D'une part, une étude anglaise a montré que près d'une vidéo sur deux traitant de santé mentale sur TikTok contient des informations fausses ou trompeuses. D'autre part, ces contenus simplistes peuvent créer de l'anxiété chez l'adolescent, qui se persuade d'être malade, et retarder un vrai diagnostic par un professionnel.
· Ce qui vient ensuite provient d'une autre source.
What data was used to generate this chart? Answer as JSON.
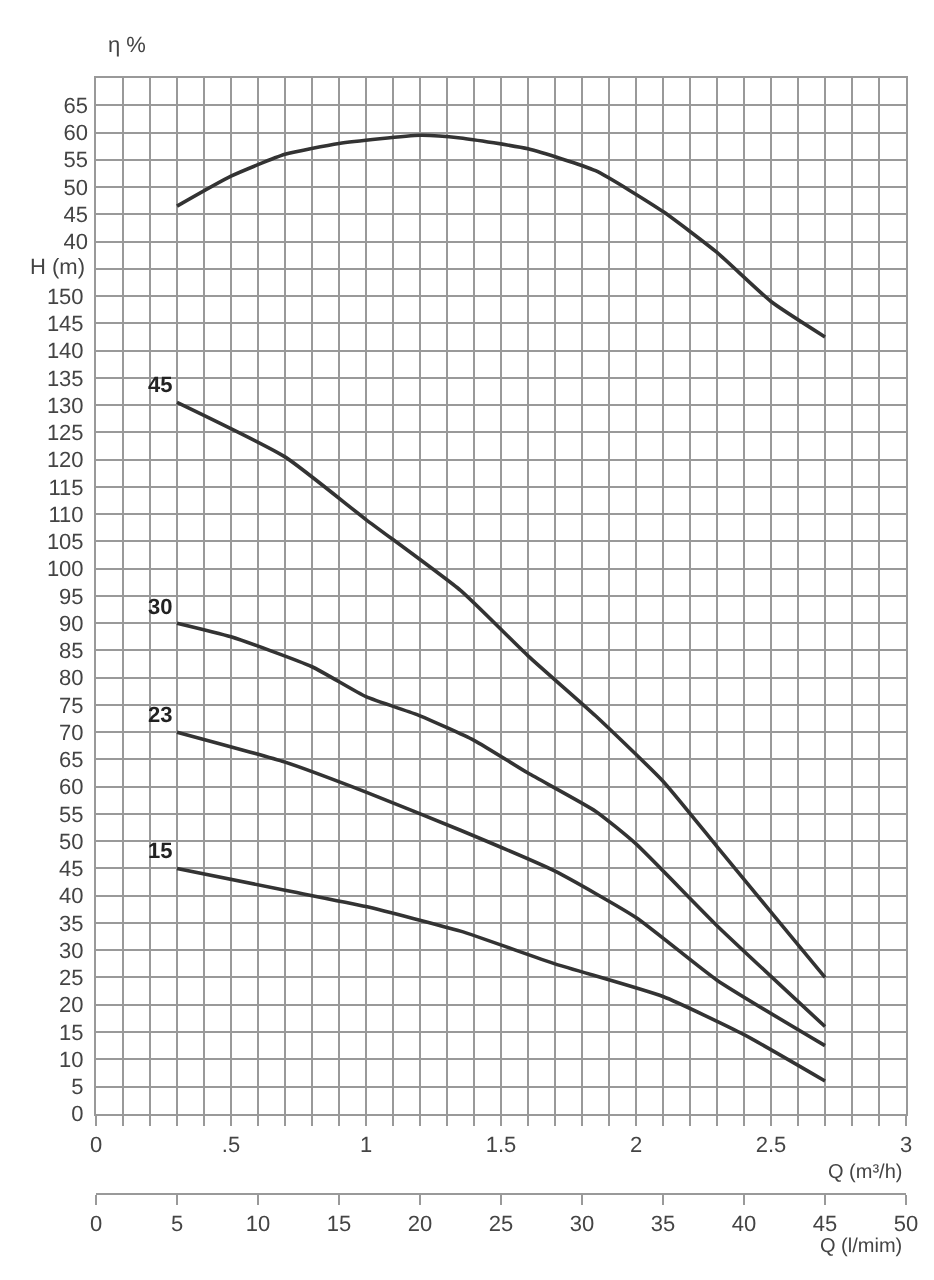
{
  "chart_data": {
    "type": "line",
    "xlabel": "Q (m³/h)",
    "ylabel": "H (m)",
    "y2label": "η %",
    "x2label": "Q (l/mim)",
    "xlim": [
      0,
      3
    ],
    "xticks": [
      0,
      {
        "value": 0.1,
        "label": null
      },
      {
        "value": 0.2,
        "label": null
      },
      {
        "value": 0.3,
        "label": null
      },
      {
        "value": 0.4,
        "label": null
      },
      {
        "value": 0.5,
        "label": ".5"
      },
      {
        "value": 0.6,
        "label": null
      },
      {
        "value": 0.7,
        "label": null
      },
      {
        "value": 0.8,
        "label": null
      },
      {
        "value": 0.9,
        "label": null
      },
      1,
      {
        "value": 1.1,
        "label": null
      },
      {
        "value": 1.2,
        "label": null
      },
      {
        "value": 1.3,
        "label": null
      },
      {
        "value": 1.4,
        "label": null
      },
      1.5,
      {
        "value": 1.6,
        "label": null
      },
      {
        "value": 1.7,
        "label": null
      },
      {
        "value": 1.8,
        "label": null
      },
      {
        "value": 1.9,
        "label": null
      },
      2,
      {
        "value": 2.1,
        "label": null
      },
      {
        "value": 2.2,
        "label": null
      },
      {
        "value": 2.3,
        "label": null
      },
      {
        "value": 2.4,
        "label": null
      },
      2.5,
      {
        "value": 2.6,
        "label": null
      },
      {
        "value": 2.7,
        "label": null
      },
      {
        "value": 2.8,
        "label": null
      },
      {
        "value": 2.9,
        "label": null
      },
      3
    ],
    "x2lim": [
      0,
      50
    ],
    "x2ticks": [
      0,
      5,
      10,
      15,
      20,
      25,
      30,
      35,
      40,
      45,
      50
    ],
    "ylim": [
      0,
      190
    ],
    "yticks": [
      0,
      5,
      10,
      15,
      20,
      25,
      30,
      35,
      40,
      45,
      50,
      55,
      60,
      65,
      70,
      75,
      80,
      85,
      90,
      95,
      100,
      105,
      110,
      115,
      120,
      125,
      130,
      135,
      140,
      145,
      150,
      {
        "value": 155,
        "label": null
      }
    ],
    "y2lim": [
      -120,
      70
    ],
    "y2ticks": [
      40,
      45,
      50,
      55,
      60,
      65
    ],
    "grid": true,
    "legend": false,
    "marker": "none",
    "line_style": "solid",
    "series": [
      {
        "axis": "y2",
        "color": "#333333",
        "x": [
          0.3,
          0.5,
          0.7,
          0.9,
          1.2,
          1.35,
          1.6,
          1.85,
          2.1,
          2.3,
          2.5,
          2.7
        ],
        "values": [
          46.5,
          52,
          56,
          58,
          59.5,
          59,
          57,
          53,
          45.5,
          38,
          29,
          22.5
        ]
      },
      {
        "name": "45",
        "color": "#333333",
        "x": [
          0.3,
          0.7,
          1.0,
          1.35,
          1.6,
          1.85,
          2.1,
          2.3,
          2.5,
          2.7
        ],
        "values": [
          130.5,
          120.5,
          109,
          96,
          84,
          73,
          61,
          49,
          37,
          25
        ]
      },
      {
        "name": "30",
        "color": "#333333",
        "x": [
          0.3,
          0.5,
          0.8,
          1.0,
          1.2,
          1.4,
          1.6,
          1.85,
          2.0,
          2.3,
          2.7
        ],
        "values": [
          90,
          87.5,
          82,
          76.5,
          73,
          68.5,
          62.5,
          55.5,
          49.5,
          34.5,
          16
        ]
      },
      {
        "name": "23",
        "color": "#333333",
        "x": [
          0.3,
          0.7,
          1.0,
          1.35,
          1.7,
          2.0,
          2.3,
          2.7
        ],
        "values": [
          70,
          64.5,
          59,
          52,
          44.5,
          36,
          24.5,
          12.5
        ]
      },
      {
        "name": "15",
        "color": "#333333",
        "x": [
          0.3,
          0.7,
          1.0,
          1.35,
          1.7,
          2.1,
          2.4,
          2.7
        ],
        "values": [
          45,
          41,
          38,
          33.5,
          27.5,
          21.5,
          14.5,
          6
        ]
      }
    ]
  }
}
C'est le cas de Sasha, une collégienne qui, par mimétisme avec les vidéos qu'elle voyait, a commencé à se scarifier, initiant une spirale tragique (tentative de suicide, anorexie, hospitalisation).

"Je serai toujours là pour toi, on t'a abandonné, mais moi, jamais." Ophenya

A retenir

  • L'algorithme est un piège : En quelques minutes, il peut enfermer un ado dans une bulle de contenus sombres.

  • La santé mentale est l'affaire de professionnels : Un influenceur n'est ni un psy, ni un éducateur. En cas de mal-être, orientez votre enfant vers un médecin, un psychologue ou le psychologue scolaire.

  • Le dialogue est la clé : Parlez avec votre ado de ce qu'il voit en ligne, sans jugement. Montrez-lui que vous êtes un refuge plus solide qu'une star des réseaux. Ne dites pas "de mon temps...", mais écoutez ce qu'il vit.

  • Limitez le temps d'écran : Surtout la nuit. Le sommeil est crucial pour l'équilibre psychique d'un adolescent.

  • Signalez les contenus dangereux : La plateforme Pharos du gouvernement permet de signaler anonymement les contenus illicites.


Conclusion

Loin de diaboliser les réseaux sociaux, il est crucial d'en comprendre les mécanismes pour protéger nos enfants. Les plateformes comme TikTok sont conçues pour capter l'attention, parfois au détriment de la santé mentale de leurs plus jeunes utilisateurs. En tant que parents, rester informés, maintenir un dialogue ouvert et ne pas hésiter à chercher de l'aide professionnelle sont nos meilleurs atouts pour les accompagner face à cette chute vertigineuse.